L'editoriale del direttore: DIVERTIRSI È FACILE
Vi spieghiamo perché le adventure di media-piccola cilindrata stanno conquistando il mercato

Federico Porrozzi
Pubblicato il 22 giugno 2026, 15:10 (Aggiornato il 22 giugno 2026, 14:57)
Analizzando i dati di vendita, è vero che le regine dei segmenti crossover-adventure sono le maxi BMW R 1300 GS, Honda Transalp e Africa Twin nelle varie versioni dedicate. Ma alle loro spalle, va evidenziata una realtà: c’è un “sottobosco” su cui si sta spostando man mano l’attenzione di utenti e costruttori. Una nicchia sempre più importante, che sembra destinata ad aumentare in futuro i suoi numeri sul mercato. Stiamo parlando delle cosiddette “Adventure Low”, monocilidriche e bicilindriche piccole e medie. Moto con le quali si può fare di tutto: versatili, pronte per accompagnarci a lavoro oppure sui single track nei boschi, con potenze “giuste” e pesi gestibili in ogni situazione di guida. Durante la nostra prova su strada e in off-road durata tre giorni, noi della redazione ce le siamo scambiate e le abbiamo guidate mettendole alla frusta e simulando anche un utilizzo quotidiano. I nostri sorrisi e i pareri a lavoro finito, associati ad una certa “freschezza fisica” (non scontata, guardando le nostre carte d’identità e il modo in cui le abbiamo utilizzate), sono stati la risposta perfetta a chi ancora si domanda il perché del loro crescente successo sul mercato di casa nostra. Nelle prossime pagine leggerete una lunga sintesi del nostro test e, tra qualche giorno, potrete guardare anche il video completo sul nostro canale YouTube.

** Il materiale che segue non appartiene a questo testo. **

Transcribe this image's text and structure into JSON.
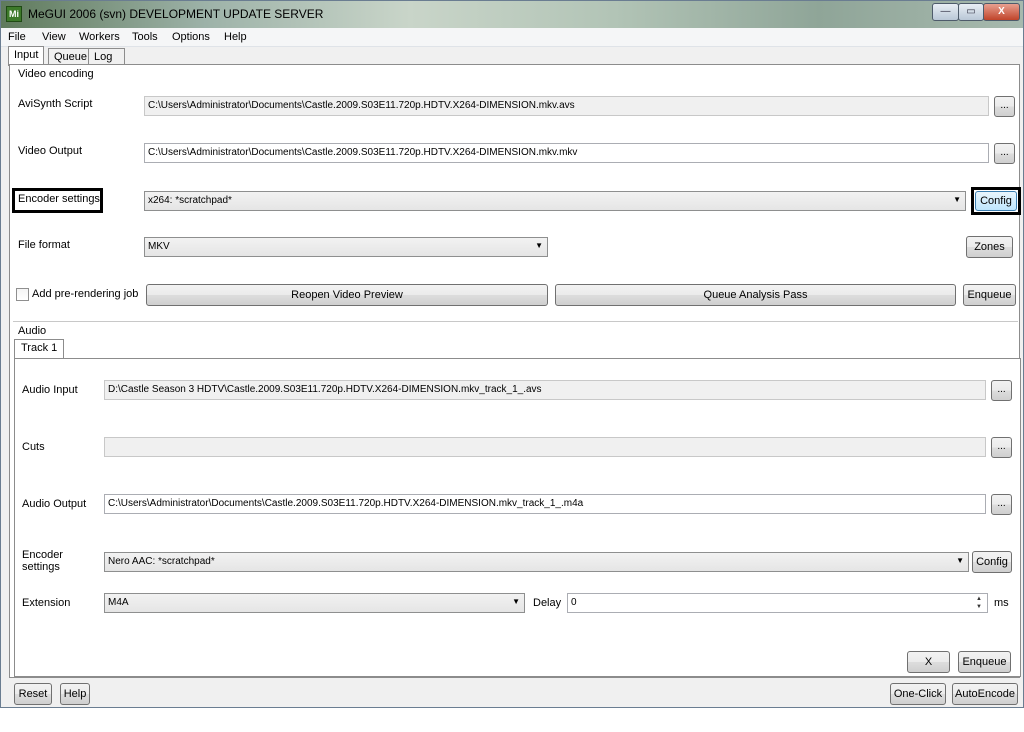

A proposito di moto adventure, su questo numero debutta il nuovo format “Wild Wheels”, di cui vi abbiamo accennato nel precedente editoriale: ogni mese, con un’Aprilia Tuareg Rally, partecipiamo ad un evento dedicato all’adventouring e ve lo raccontiamo visto da dentro: percorsi, difficoltà, luoghi e persone, cosa ci convince e cosa meno di uno dei fenomeni di moda di questi ultimi anni. Questo mese partiamo forte, perché il servizio del nostro Andrea Toumaniantz è dedicato allo “Sterrare è Umano Trophy”. Chiudiamo informandovi che le due sfide/comparative presenti su questo numero (ce n’è anche un’altra, interessante ed approfondita, dedicata alle moto da viaggio e in tema con i mesi a cui stiamo andando incontro), sono solo l’antipasto di ciò che troverete a luglio e ad agosto sui numeri 8 e 9: vi abbiamo riservato un paio di sorprese da leggere, magari in vacanza, comodamente seduti sotto l’ombrellone in spiaggia o sulla sdraio di un rifugio montano. Due idee che vanno ad aggiungersi alle tante novità e ai tanti format lanciati dalla nostra testata negli ultimi mesi. Perché in redazione, ve lo assicuro, non “rallentiamo” mai… Buona lettura!